Date: 14 October 2006
Having watched the Cherries' first match under the caretaker managers, it was now my 'privilege' to watch the first match under the new 'permanent' coach (though why do I feel he won't prove as 'permanent' as O'Driscoll?). However, throughout the game, it wasn't Brighton vs. Bournemouth that kept coming to my mind, but Croatia vs. England three days ago. Firstly, the players had used every opportunity, in press announcements recorded on the Web, to express their support of the new boss in grovelling terms. Secondly our players seemed to be trying just a little too hard, presumably to impress the new boss, and their performances were adversely impacted as a result. And thirdly, having heard all the pundits on Wednesday declaring that 3-5-2 was now officially dead, had been rejected by managers with any sense ten years ago, and would never be attempted again by Steve McClaren, I was surprised to see Bournemouth line up - yes - 3-5-2. And when we switched to 4-4-2 at half time, not in response to anything in particular that was happening on the pitch but just to show we can, it started to feel like we'd hired Sean O'Driscoll Mark 2.
Of course, it's too early to judge the new manager, because he's hardly had time to get to know his squad yet. Clearly the appointment hasn't exactly been greeted, by fans, with boundless enthusiasm; so Bond has a point to prove to them anyway. The first thing we noted was that he was at least willing to acknowledge the fans, responding instantly to cries of "Bondy, Bondy, gissa wave". And he's a manager who likes to wear smart suits; it appeared he'd bought a new one specially for the occasion. He also likes to get into the technical area, and he passed messages to several players as the game progressed.
But what of his tactics? Was 3-5-2 (and the subsequent switch to 4-4-2) his choice? What about the player selection? He confessed responsibility for the latter. He had made the decision to play Maher and Hollands in preference to Cooke and Foley because he'd heard Millwall were a "physical" team so we didn't have room for lightweights. (He didn't use the word lightweights of course!) Well, this seems a weak argument, based mainly on rumour anyway; and, as it could probably be used of most matches at this level, it makes one wonder whether Cooke and Foley have any future now. The approach didn't really work. Foley's pace, and his important role as a goalscorer last season, will be missed - and indeed would have proved useful today. And Cummings is no replacement for him at all as a taker of corner kicks. Meanwhile, Cooke has been improving so much recently that it would have been good to see him play behind the strikers today, if only to enable Hayter to get further forward. Hayter was playing very deep - on one occasion even being spotted in the left full back position!

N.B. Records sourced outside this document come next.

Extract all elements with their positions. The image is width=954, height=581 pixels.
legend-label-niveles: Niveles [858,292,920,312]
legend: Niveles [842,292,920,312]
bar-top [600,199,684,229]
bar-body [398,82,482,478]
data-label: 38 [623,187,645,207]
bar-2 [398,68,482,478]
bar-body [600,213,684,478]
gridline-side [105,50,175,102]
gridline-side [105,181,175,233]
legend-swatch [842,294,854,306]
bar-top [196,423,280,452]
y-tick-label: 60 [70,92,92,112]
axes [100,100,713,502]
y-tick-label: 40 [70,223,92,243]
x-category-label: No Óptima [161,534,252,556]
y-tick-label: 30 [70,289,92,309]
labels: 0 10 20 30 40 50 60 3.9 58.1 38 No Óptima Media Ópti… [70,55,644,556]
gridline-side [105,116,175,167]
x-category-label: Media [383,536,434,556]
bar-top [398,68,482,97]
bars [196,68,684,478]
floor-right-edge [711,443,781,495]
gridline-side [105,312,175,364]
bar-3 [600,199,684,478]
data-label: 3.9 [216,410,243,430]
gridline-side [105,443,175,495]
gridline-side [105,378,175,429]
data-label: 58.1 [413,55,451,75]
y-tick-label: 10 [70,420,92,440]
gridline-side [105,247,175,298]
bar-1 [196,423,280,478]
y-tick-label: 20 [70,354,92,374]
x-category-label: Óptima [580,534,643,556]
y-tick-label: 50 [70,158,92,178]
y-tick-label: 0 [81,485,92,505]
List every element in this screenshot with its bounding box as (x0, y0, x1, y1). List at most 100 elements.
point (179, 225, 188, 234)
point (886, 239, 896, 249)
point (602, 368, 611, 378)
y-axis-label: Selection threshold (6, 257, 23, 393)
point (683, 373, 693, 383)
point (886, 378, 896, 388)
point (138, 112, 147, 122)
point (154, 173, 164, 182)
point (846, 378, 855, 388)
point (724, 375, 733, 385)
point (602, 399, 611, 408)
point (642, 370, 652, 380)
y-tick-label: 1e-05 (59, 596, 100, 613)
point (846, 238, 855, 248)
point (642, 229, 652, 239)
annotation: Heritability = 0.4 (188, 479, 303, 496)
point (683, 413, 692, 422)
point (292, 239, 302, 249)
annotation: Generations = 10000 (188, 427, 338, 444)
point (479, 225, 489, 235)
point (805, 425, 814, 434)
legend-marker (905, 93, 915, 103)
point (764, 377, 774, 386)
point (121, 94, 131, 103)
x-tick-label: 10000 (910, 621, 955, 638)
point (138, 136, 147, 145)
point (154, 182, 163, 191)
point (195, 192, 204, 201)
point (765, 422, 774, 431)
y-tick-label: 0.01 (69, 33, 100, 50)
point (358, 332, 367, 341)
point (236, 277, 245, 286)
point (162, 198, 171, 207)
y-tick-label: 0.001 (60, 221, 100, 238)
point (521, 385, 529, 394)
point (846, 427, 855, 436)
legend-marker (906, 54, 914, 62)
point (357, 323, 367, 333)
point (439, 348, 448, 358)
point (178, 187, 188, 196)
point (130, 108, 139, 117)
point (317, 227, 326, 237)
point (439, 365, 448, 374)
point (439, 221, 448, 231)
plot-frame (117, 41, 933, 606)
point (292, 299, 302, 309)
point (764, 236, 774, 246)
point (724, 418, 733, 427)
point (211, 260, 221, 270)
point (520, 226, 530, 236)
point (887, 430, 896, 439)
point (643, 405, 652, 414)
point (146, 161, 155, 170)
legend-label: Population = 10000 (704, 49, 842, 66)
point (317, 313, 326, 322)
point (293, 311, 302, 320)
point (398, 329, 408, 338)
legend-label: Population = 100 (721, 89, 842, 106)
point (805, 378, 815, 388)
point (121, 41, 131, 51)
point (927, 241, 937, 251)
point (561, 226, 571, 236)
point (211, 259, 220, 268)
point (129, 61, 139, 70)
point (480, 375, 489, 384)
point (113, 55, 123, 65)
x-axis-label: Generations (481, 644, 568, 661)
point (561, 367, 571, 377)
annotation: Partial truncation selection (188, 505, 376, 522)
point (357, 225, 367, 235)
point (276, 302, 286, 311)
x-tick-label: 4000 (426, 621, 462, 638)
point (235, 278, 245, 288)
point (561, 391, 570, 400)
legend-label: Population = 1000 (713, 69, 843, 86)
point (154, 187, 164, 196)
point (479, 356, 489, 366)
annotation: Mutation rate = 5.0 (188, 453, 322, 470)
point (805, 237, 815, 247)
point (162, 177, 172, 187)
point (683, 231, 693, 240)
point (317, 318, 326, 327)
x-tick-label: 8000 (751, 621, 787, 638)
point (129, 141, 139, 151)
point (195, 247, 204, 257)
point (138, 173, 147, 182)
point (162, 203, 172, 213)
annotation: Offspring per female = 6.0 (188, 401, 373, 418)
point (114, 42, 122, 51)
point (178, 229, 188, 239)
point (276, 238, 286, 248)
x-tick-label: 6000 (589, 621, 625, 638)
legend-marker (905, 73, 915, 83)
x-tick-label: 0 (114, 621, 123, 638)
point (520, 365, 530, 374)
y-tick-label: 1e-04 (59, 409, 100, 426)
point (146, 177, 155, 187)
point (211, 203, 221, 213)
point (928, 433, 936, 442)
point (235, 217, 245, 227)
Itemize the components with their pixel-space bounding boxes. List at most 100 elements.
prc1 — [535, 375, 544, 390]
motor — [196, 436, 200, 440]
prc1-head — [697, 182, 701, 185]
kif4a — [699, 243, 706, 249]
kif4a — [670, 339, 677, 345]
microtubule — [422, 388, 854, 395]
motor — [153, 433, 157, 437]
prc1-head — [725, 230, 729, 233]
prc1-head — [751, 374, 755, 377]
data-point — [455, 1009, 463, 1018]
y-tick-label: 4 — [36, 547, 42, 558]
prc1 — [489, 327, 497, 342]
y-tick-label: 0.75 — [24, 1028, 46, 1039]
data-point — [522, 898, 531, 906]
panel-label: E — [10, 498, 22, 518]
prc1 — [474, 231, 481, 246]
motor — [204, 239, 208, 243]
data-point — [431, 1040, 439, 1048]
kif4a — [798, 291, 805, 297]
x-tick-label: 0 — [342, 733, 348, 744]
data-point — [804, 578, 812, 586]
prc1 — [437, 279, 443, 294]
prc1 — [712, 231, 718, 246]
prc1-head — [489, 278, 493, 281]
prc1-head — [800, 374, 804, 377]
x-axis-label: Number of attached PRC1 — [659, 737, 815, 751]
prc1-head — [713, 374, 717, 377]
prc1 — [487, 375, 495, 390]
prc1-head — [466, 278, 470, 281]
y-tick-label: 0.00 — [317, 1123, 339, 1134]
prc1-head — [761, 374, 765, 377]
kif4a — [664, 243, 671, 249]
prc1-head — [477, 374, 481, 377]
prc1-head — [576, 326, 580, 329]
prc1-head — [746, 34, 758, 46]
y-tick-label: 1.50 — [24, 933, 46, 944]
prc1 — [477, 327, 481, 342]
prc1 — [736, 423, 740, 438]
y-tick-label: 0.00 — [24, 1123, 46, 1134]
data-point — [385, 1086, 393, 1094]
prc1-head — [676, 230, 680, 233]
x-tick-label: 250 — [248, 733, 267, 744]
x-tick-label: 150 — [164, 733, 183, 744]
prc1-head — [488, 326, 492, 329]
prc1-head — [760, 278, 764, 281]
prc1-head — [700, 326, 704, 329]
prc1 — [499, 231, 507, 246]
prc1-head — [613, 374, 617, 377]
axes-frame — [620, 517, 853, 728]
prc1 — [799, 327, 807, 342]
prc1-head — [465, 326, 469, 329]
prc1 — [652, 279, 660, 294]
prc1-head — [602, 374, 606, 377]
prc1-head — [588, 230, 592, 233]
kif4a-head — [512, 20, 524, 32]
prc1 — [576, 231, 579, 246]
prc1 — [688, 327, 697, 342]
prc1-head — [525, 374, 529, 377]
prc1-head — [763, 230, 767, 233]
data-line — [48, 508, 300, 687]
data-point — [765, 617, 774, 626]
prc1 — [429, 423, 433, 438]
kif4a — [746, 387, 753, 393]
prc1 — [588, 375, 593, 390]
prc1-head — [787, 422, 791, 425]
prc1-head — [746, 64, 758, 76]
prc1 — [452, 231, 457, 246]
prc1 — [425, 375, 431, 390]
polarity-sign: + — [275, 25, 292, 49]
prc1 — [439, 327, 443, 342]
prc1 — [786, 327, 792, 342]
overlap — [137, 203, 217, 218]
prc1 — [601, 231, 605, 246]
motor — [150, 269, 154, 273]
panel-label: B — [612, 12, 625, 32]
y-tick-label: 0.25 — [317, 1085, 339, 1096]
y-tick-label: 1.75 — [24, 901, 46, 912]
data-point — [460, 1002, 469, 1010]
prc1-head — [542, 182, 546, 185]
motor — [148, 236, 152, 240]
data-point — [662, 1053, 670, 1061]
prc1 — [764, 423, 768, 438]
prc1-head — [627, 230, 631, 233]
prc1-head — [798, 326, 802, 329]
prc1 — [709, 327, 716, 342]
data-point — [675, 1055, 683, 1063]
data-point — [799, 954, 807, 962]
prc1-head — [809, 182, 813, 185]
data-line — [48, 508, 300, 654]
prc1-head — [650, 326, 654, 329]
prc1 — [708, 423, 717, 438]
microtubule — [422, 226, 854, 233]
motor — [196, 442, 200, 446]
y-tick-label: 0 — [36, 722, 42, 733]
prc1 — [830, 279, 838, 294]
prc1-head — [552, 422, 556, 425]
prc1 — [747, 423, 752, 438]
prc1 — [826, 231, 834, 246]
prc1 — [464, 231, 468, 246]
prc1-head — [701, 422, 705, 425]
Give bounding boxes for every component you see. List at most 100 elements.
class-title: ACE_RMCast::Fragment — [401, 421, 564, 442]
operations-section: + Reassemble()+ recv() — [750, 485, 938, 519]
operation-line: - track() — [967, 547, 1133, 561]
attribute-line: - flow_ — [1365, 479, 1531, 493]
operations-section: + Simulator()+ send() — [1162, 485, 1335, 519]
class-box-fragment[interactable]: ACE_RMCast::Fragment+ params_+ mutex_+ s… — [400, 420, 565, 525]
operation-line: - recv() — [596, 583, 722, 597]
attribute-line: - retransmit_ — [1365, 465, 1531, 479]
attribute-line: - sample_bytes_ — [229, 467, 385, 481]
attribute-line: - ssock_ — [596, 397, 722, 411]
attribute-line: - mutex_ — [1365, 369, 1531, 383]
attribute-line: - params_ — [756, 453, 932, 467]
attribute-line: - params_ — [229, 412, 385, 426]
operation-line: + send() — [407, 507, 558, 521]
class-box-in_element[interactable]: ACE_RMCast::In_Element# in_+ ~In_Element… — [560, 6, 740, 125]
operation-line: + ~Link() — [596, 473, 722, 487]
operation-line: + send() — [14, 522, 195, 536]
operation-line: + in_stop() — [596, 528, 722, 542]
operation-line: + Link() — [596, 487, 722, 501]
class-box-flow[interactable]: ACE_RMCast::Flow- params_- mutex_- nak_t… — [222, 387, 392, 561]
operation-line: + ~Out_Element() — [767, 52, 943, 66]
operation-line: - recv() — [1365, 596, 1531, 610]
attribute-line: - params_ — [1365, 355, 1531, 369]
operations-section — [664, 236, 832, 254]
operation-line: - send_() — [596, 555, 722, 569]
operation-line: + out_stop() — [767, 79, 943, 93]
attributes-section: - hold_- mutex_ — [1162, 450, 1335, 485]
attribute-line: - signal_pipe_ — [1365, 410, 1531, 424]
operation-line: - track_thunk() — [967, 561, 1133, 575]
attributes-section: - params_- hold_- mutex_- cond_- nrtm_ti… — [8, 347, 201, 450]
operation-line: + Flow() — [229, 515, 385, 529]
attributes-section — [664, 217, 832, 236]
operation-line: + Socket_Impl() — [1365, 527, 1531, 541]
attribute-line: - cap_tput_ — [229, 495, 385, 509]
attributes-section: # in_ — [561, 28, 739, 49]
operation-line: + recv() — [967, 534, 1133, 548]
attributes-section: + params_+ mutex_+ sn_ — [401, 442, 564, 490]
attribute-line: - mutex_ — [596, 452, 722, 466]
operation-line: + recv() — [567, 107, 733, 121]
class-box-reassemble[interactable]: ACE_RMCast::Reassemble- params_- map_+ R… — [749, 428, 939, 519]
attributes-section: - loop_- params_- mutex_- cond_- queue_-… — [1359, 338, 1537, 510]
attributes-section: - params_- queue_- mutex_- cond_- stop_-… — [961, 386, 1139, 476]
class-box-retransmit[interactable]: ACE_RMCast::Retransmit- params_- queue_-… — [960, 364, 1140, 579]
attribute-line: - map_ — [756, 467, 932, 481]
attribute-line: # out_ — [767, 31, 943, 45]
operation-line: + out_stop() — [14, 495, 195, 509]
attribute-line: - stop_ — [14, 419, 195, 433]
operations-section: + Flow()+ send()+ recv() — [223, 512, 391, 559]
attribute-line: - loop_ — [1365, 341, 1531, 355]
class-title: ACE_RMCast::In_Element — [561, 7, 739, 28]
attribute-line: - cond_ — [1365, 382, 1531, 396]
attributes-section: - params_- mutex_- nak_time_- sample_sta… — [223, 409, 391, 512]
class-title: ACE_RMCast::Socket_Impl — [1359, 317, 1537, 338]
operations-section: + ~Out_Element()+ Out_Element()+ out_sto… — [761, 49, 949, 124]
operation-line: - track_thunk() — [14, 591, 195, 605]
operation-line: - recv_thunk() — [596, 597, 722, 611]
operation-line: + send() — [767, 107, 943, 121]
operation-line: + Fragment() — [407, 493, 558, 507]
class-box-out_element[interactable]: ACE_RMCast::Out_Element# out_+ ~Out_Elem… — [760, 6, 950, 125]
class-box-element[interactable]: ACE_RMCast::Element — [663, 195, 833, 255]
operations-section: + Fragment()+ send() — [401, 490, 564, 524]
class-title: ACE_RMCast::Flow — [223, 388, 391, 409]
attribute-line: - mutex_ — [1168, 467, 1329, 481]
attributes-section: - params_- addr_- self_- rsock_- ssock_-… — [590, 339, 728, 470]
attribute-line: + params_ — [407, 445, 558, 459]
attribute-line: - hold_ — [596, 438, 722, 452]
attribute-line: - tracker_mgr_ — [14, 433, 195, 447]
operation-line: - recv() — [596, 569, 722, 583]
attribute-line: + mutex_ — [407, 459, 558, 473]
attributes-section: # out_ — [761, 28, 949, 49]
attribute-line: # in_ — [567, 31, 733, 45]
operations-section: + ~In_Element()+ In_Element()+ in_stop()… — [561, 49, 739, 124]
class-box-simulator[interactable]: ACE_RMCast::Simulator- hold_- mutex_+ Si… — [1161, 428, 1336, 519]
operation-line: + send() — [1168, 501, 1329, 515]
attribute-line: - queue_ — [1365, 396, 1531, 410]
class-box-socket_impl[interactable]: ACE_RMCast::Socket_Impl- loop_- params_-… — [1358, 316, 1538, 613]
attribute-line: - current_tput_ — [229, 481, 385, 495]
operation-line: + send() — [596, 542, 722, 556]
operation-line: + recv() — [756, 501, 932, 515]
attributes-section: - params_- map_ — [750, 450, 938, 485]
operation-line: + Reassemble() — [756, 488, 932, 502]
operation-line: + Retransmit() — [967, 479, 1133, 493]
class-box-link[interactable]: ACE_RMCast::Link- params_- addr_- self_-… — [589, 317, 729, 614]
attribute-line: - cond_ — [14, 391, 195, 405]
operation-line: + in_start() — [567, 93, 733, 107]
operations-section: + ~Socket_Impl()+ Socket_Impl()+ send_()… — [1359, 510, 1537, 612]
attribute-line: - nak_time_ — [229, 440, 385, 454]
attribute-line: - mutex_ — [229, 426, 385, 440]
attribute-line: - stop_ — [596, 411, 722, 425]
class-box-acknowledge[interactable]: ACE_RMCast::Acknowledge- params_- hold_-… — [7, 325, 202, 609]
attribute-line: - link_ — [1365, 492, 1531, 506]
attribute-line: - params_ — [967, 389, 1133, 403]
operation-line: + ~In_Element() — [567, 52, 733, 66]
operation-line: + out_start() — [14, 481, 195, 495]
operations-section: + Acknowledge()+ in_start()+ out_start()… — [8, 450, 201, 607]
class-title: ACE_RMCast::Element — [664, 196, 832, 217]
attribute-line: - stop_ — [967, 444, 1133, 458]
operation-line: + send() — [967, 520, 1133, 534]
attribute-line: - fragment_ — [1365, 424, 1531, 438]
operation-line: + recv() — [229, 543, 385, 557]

What of other players? Well, Best got a lot of the ball, but couldn't seem to hold it up long enough to penetrate Millwall's defence. Especially as the only other out-and-out forward was Fletcher, whose pace again let him down (as to be honest you'd expect with a player involved in his 500th game for the club). Holland had a very good game in patches, and at one time I was considering him for 'Man of the Match', but in the end the constantly-improving Anderton's skill and experience - especially as demonstrated in passes and set pieces - won him the award for my second mach in a row.
The game was very pacy, especially early on, but with both defences strong and the finishing touch missing on both sides. Bournemouth had their scoring chances - through Best, Anderton, Cummings and Hayter - and even Young attempted a fluky shot (?) with a bicycle kick in the second half. But, in the event, it was virtually the last kick of the first half that sealed the result. During a period, ironically, of Cherries' dominance, Haynes broke away and shot towards Bournemouth's goal. Stewart reacted well to save the shot but spilt the ball, unfortunately, into the path of Hackett, who unhesitatingly shot into an open goal. 1-0, and Millwall's third win in a row under their own caretaker management.
And finally: Millwall fans are a strange breed aren't they? Some spent the match trying to wind up the police by running into the corner section of their own stand, even though this achieved nothing and presented no threat to visiting supporters. Others, even more curiously, played with the ball whenever it was kicked into their stand, refusing to give it back. No action was taken against them. But Millwall also have some sensible fans of course, and after the match some were kind enough to say that a draw would not have been unfair.